Çemberimde Gül Oya sevdiğim bir diziydi. Birçok sahnesini
ezbere biliyorum. Ama öyle bir sahne var ki ne zaman izlesem duygulandırıyor
beni. Yurdanur arkadaşının başına gelen kötü bir olaydan kendini sorumlu
tutmuş, arkadaşı ise onu affetmişti. Ama o yıllar sonra kızına bu olayı
anlatırken şu sözleri sarf etti: “Zamanı geri çevirmenin bir yolunu bulabilse
insan ne pahasına olursa olsun yapabilecek hale geliyor. Saatin tik taklarına
mahkum yaşıyor.” İzlemek isteyen olursa 33. Bölümün başlarındaydı bu sahne.
Güney’de saatin tik taklarına mahkum yaşayacak bundan sonra.

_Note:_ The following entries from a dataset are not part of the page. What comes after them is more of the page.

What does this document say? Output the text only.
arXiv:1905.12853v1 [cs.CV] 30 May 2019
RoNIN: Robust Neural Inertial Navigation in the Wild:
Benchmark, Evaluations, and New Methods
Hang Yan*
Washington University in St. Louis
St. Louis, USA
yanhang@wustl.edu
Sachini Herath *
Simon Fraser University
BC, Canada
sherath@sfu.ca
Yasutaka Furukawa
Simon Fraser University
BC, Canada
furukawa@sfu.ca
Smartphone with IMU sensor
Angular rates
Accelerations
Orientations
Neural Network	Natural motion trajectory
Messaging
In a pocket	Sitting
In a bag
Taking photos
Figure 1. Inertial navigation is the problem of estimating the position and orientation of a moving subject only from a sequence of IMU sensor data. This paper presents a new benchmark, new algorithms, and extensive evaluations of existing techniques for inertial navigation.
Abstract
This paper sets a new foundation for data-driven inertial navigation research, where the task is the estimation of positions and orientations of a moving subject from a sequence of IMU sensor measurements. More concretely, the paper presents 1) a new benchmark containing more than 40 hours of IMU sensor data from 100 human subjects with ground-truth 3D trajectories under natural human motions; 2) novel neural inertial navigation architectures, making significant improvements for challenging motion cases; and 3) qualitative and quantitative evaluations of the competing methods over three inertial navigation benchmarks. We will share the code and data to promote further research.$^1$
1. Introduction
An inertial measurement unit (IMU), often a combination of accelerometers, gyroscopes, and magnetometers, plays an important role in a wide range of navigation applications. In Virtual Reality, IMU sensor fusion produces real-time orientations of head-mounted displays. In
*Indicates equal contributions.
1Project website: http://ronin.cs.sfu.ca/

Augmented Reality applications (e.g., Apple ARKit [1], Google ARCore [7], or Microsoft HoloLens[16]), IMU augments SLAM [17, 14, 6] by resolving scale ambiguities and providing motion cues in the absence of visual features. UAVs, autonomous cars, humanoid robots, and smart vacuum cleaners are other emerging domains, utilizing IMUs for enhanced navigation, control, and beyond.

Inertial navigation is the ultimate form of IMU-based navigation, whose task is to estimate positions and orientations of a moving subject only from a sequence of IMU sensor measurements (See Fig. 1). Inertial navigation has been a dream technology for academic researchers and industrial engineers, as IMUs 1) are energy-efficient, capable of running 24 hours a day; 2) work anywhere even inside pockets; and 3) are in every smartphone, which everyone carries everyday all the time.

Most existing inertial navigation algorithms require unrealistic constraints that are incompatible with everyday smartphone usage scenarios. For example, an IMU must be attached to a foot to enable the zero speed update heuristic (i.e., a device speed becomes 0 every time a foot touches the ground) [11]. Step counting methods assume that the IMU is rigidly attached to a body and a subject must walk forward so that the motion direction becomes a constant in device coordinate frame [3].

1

Bazı olayların acısını ölüm bile silemez. Songül’de Güney’in yaptıklarını
unutamaz. Yaşananlar hep aralarında, hafızalarında olacak. Bununla yaşamayı
öğrenebilirler ancak. Güney kolay cesaret edilemeyecek bir şey yaptı. Rezil
olmayı, ailesinin olanları duymasını, ceza almayı göze alarak gerçekleri
söyledi. Açıkçası ondan beklemediğim kadar iyi bir davranıştı. Serkan'ın
kendini ortaya atmasına şaşırdık mı peki? Tabii ki hayır… SonGün çifti için güzel
sahneler geliyor galiba artık.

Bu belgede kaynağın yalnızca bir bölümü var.